Or, vers les années 1945, un jeune ethnologue passionné de préhistoire (mais qui n'était pas l'élève de l'abbé Breuil) réfléchissait à cette situation d'une science vers laquelle il se sentait invinciblement attiré. André Leroi-Gourhan était, de nature, la vivante antithèse de Breuil ; aussi froid et réservé que Breuil pouvait être fougueux, aussi préoccupé des démarches de sa pensée et de celle des autres que Breuil pouvait se montrer personnel. Mais les deux hommes avaient en commun la patience, l'imagination créatrice et la probité scientifique.
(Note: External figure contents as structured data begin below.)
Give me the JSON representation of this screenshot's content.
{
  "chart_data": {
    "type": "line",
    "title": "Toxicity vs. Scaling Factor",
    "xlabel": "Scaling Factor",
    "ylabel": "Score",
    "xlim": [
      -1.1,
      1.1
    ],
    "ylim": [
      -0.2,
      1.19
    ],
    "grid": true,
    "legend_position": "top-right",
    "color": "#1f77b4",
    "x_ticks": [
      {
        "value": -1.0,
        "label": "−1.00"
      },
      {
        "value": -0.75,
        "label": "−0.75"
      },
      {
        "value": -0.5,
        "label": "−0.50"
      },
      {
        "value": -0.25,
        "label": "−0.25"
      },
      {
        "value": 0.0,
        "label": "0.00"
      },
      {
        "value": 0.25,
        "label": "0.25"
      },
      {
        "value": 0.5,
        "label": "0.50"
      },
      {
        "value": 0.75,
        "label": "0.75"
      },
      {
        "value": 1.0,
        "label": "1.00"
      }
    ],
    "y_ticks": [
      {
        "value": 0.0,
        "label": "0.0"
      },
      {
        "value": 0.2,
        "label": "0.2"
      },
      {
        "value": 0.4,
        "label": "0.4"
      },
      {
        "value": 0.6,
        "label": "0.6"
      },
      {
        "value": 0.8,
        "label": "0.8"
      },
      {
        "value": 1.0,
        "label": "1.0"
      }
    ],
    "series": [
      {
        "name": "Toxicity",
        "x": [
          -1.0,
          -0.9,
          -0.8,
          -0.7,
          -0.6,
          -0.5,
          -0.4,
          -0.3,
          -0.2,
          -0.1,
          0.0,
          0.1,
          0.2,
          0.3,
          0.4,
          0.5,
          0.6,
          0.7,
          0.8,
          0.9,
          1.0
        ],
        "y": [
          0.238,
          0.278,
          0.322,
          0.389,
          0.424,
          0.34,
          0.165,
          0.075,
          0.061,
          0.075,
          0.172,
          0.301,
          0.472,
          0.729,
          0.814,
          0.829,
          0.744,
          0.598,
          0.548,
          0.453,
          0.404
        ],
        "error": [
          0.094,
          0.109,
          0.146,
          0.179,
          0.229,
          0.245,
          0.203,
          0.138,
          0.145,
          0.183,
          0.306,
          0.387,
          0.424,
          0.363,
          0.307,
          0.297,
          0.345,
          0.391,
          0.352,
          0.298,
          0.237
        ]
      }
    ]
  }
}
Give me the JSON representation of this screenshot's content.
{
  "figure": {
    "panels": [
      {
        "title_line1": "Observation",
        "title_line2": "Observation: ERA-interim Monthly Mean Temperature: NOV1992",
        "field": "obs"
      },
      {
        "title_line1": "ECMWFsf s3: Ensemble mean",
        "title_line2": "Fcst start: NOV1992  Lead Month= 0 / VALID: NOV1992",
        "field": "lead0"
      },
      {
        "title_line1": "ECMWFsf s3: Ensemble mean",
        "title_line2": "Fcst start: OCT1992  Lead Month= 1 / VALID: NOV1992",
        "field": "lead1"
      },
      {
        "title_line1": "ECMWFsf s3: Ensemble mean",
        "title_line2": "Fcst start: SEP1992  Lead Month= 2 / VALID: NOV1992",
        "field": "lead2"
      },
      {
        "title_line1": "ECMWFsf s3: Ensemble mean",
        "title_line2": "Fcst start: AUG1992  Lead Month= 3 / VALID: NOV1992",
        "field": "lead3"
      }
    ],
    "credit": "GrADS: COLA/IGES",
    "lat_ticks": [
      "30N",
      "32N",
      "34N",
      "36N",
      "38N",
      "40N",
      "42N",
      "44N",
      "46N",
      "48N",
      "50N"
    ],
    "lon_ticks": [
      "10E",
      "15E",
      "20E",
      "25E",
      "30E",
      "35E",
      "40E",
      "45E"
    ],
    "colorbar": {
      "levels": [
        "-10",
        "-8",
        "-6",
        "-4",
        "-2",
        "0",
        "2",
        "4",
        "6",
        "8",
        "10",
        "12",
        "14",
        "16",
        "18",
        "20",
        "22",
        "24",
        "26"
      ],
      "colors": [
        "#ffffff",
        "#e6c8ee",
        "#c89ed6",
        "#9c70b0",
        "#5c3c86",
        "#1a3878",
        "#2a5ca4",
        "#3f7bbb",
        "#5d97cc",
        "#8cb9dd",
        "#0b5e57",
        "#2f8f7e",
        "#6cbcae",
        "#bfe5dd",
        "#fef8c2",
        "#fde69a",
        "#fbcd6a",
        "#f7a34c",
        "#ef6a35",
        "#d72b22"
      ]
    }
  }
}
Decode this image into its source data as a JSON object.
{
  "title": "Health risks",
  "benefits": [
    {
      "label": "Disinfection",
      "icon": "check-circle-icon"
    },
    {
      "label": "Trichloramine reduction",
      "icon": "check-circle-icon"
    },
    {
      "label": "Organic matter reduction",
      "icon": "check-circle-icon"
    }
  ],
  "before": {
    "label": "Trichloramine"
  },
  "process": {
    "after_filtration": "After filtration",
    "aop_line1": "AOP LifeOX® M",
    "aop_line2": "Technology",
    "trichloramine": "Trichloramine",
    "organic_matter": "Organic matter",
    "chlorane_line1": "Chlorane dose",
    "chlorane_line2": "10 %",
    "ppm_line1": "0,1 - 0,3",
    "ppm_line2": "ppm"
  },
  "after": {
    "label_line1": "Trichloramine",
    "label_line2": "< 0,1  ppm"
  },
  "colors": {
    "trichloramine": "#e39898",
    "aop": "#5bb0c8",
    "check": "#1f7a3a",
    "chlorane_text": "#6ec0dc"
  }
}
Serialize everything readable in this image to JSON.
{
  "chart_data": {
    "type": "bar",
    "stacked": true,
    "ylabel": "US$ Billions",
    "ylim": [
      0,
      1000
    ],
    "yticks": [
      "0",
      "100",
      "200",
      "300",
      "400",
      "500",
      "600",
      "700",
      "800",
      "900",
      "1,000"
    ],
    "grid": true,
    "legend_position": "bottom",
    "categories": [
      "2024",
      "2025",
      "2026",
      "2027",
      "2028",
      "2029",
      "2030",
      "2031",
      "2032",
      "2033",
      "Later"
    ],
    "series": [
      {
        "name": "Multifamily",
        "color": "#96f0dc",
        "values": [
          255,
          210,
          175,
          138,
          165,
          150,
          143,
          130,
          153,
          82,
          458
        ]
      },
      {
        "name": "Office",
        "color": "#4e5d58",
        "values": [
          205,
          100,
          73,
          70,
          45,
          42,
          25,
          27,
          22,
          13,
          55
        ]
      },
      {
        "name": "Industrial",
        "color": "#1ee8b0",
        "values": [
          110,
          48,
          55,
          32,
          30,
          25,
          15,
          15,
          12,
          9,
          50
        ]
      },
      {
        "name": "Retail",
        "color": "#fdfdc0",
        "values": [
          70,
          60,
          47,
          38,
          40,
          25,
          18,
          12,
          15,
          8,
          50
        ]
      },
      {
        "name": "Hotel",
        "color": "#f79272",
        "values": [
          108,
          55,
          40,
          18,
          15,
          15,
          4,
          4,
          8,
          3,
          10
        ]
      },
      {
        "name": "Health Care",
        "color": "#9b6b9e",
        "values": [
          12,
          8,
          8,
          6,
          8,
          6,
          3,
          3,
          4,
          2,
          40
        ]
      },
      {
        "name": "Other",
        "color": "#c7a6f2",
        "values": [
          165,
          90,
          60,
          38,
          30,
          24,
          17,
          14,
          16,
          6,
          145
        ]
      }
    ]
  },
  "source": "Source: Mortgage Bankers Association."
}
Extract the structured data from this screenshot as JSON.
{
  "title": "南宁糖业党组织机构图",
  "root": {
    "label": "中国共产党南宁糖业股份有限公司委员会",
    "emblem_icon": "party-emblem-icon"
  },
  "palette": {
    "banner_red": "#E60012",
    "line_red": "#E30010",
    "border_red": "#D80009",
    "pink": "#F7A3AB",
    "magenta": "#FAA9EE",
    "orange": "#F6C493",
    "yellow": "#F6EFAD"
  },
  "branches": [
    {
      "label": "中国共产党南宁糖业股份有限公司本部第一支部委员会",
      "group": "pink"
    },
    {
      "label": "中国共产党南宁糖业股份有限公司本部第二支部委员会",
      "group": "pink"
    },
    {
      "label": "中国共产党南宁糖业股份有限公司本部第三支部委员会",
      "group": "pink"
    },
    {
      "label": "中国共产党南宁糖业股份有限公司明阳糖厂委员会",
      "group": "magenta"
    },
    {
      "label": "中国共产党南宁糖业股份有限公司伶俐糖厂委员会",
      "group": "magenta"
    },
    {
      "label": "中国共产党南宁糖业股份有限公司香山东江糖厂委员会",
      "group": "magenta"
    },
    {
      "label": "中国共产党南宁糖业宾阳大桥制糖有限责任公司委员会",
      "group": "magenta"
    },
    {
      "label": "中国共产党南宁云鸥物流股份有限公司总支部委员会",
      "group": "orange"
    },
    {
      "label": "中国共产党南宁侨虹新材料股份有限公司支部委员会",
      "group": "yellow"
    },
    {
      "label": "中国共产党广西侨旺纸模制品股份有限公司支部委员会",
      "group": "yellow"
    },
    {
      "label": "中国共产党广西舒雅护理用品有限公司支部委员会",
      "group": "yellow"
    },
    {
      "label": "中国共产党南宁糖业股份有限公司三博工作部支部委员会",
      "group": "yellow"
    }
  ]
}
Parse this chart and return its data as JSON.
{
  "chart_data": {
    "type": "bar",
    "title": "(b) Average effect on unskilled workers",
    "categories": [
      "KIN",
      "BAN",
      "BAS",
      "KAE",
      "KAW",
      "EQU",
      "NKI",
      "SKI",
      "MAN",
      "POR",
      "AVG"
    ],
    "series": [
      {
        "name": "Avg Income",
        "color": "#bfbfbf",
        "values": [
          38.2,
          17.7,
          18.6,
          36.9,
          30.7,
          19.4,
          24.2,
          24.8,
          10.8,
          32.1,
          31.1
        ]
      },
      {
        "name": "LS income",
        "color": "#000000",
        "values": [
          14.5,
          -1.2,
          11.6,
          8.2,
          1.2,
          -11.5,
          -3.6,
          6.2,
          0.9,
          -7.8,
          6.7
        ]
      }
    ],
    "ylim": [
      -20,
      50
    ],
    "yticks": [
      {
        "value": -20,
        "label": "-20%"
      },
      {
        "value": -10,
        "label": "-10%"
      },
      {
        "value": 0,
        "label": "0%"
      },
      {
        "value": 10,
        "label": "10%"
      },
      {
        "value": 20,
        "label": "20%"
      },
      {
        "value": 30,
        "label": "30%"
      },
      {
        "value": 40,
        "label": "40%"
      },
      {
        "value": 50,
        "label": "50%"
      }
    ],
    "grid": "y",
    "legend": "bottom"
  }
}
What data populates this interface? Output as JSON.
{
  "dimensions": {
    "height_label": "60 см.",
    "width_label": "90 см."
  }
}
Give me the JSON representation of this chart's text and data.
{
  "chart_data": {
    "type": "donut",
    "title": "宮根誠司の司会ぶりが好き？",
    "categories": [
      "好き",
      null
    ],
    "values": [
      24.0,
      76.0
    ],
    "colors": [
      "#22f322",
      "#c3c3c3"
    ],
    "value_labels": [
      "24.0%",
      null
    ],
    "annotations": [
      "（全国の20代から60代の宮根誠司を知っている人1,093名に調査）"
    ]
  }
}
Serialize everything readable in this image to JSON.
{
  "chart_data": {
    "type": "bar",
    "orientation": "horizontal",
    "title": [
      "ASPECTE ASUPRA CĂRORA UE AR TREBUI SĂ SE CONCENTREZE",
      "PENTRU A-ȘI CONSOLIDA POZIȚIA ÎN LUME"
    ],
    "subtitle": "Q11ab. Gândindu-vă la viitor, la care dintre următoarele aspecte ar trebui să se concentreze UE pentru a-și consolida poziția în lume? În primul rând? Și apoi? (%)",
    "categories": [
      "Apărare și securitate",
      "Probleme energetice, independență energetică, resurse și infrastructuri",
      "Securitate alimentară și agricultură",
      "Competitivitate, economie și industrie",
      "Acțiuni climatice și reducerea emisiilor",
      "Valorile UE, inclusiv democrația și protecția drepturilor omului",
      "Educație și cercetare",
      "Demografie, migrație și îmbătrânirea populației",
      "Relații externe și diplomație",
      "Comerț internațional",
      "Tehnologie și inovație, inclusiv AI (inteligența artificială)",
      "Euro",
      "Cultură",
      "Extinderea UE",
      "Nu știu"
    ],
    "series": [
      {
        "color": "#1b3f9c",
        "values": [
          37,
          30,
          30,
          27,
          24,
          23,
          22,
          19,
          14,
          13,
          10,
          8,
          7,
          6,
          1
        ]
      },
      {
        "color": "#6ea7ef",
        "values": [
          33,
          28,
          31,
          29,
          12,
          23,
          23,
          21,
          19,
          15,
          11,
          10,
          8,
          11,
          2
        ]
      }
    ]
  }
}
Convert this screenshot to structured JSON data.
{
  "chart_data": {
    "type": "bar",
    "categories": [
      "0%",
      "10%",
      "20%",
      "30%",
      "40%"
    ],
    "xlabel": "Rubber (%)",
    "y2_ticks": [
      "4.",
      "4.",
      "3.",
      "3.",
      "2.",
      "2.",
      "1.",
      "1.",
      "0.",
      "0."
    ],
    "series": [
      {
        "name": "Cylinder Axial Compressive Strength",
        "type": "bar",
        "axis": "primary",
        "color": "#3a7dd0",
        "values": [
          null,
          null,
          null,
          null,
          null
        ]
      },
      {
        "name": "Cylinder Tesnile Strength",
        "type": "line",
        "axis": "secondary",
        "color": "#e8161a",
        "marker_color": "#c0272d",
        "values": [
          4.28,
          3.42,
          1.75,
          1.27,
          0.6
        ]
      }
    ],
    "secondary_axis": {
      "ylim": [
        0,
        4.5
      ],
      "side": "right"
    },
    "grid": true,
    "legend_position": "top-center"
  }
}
Vers 1947, Leroi-Gourhan entreprit de mettre au clair les méthodes objectives d'une chronologie de l'art préhistorique. Systématiquement, année après année, il étudia pouce par pouce la grande majorité des cavernes ornées. Et là où Breuil avait passé des années sous terre à tracer sur le papier, un à un, des milliers de relevés de gravures et de peintures, Leroi-Gourhan passait, lui aussi, des années à mesurer, situer, compter. Aux irremplaçables croquis de Breuil venaient s'ajouter peu à peu et pour la première fois des données numériques.

« La matière que j'ai utilisée, écrit-il, est constituée par les deux mille cent quatre-vingt-huit figures d'animaux réparties en soixante-six cavernes ou abris décorés que j'ai étudiés sur place… Par ordre de fréquence, j'ai pu compter six cent dix chevaux, cinq cent dix bisons, deux cent cinq mammouths, cent soixante-seize bouquetins, cent trente-sept bœufs, cent trente-cinq biches, cent douze cerfs, quatre-vingt-quatre rennes, trente-six ours, vingt-neuf lions, quinze rhinocéros… huit daims mégaceros, trois carnassiers imprécos, deux sangliers, deux chamois, six oiseaux, huit poissons, neuf monstres. »

Mais tandis que toutes les données statistiques jusqu'alors négligées s'amoncelaient dans les fichiers, l'image d'une certaine ordonnance, toujours la même, des animaux et des signes dans les cavernes s'imposait peu à peu à l'esprit méthodique du chercheur.

Cette image d'une ordonnance très particulière des motifs peints va jeter une extraordinaire lueur sur nos ancêtres d'il y a vingt ou trente mille ans. Voilà que nous allons devoir cesser de les considérer comme des magiciens sauvages obsédés par le gibier, des primitifs obscurs dansant autour de totems de la chasse. Voilà qui va les imposer plus encore à notre respect, et nous imposer des questions complexes sur le fonctionnement de l'esprit humain dans les anciens âges. Et voilà enfin que la révélation d'une figuration infiniment plus élevée, plus subtile, plus riche d'abstraction, que celle de simples vocations à la nourriture de la tribu, va faire cesser une contradiction qui eût dû, depuis déjà longtemps, nous troubler : la contradiction entre l'art consommé du dessin, sa haute qualité de signe graphique élaboré, et la signification primaire que l'ethnographie leur attribuait jusqu'ici.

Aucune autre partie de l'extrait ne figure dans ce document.